In the early Fifties Salkey came to England to go to London University; published his first novel - A Quality of Violence - in 1955 and quickly took his place at the centre of a small but outstanding circle of Caribbean writers and intellectuals. For a critical period he was the key figure, the main presenter and writer-in-residence in the Caribbean section of the BBC World Service at Bush House, and his programmes became a glittering showcase for a generation of writers, including Sam Selvon and George Lamming, who had made London their second home. Established and aspiring authors were chivvied, cajoled, gently chastised, inspired and schooled to produce new work for radio on the Caribbean Voices programme over which Andrew Salkey often presided.
His generosity and inspiration to young black writers is evident in their first, halting appearance in the several anthologies of new Caribbean writing which he edited. He was a key figure in the formation of the Caribbean Artists Movement and a keen supporter of Bogle L'Overture in its pioneering role as the first publishing house for black writing in Britain. But writing was, to the last, his abiding passion, especially where it allowed him to evoke popular life.
His own gifts for vernacular narrative are, in my view, seen to best advantage in the wonderful versions of Anancy stories which he wrote. Anancy stories are folk-tales, African in origin, part of the Jamaican oral tradition (so much of which has now been lost), which were the indigenous children's stories of his (and my) Jamaican childhood. Anancy was a classic folk- trickster, half-man, half-spider, whose hilarious exploits and guileful stratagems were really ''survival stories'' of everyday life among hard- pressed and oppressed Jamaican ''folks''. Anancy's inventive double-dealings, folk-craftiness and mastery of language and the forked tongue of the vernacular were a perfect mirror for Andrew Salkey's explosive sense of humour, gifts of narrative and generosity of spirit.
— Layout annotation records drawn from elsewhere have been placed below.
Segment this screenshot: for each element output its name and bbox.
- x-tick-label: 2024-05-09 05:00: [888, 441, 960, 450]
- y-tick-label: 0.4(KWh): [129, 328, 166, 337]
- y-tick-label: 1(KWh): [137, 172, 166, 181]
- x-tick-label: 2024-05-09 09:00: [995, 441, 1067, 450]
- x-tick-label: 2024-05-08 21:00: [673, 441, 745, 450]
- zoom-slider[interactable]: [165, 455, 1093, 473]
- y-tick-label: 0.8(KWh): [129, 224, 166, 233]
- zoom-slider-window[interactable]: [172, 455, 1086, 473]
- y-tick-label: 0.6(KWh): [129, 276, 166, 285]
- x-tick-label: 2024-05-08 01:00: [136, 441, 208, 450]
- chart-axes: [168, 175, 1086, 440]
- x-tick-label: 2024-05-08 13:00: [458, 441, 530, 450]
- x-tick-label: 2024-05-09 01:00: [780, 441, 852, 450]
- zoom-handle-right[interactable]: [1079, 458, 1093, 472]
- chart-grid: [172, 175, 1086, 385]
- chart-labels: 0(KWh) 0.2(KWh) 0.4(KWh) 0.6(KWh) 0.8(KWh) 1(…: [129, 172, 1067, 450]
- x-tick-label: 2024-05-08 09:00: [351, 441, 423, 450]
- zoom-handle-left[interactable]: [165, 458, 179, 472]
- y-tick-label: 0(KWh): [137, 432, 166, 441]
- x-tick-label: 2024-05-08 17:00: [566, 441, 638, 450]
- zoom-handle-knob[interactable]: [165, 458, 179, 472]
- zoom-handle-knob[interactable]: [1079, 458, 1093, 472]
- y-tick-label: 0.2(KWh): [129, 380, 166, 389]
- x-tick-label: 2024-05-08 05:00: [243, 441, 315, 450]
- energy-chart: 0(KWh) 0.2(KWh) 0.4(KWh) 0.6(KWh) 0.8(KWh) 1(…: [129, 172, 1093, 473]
He had been partially disabled for some years, but retained his vitality and passion for the new, and he created around him in Massachusetts, where he went to teach, a circle of inspired students. He was frequently in London, which remained in many ways his true spiritual and literary ''home- from-home''. His untimely death has not only robbed us of one of nature's true fabulators, but of a generous and inspiring spirit and one of those for whom living the literary life was always also an act of courageous political commitment.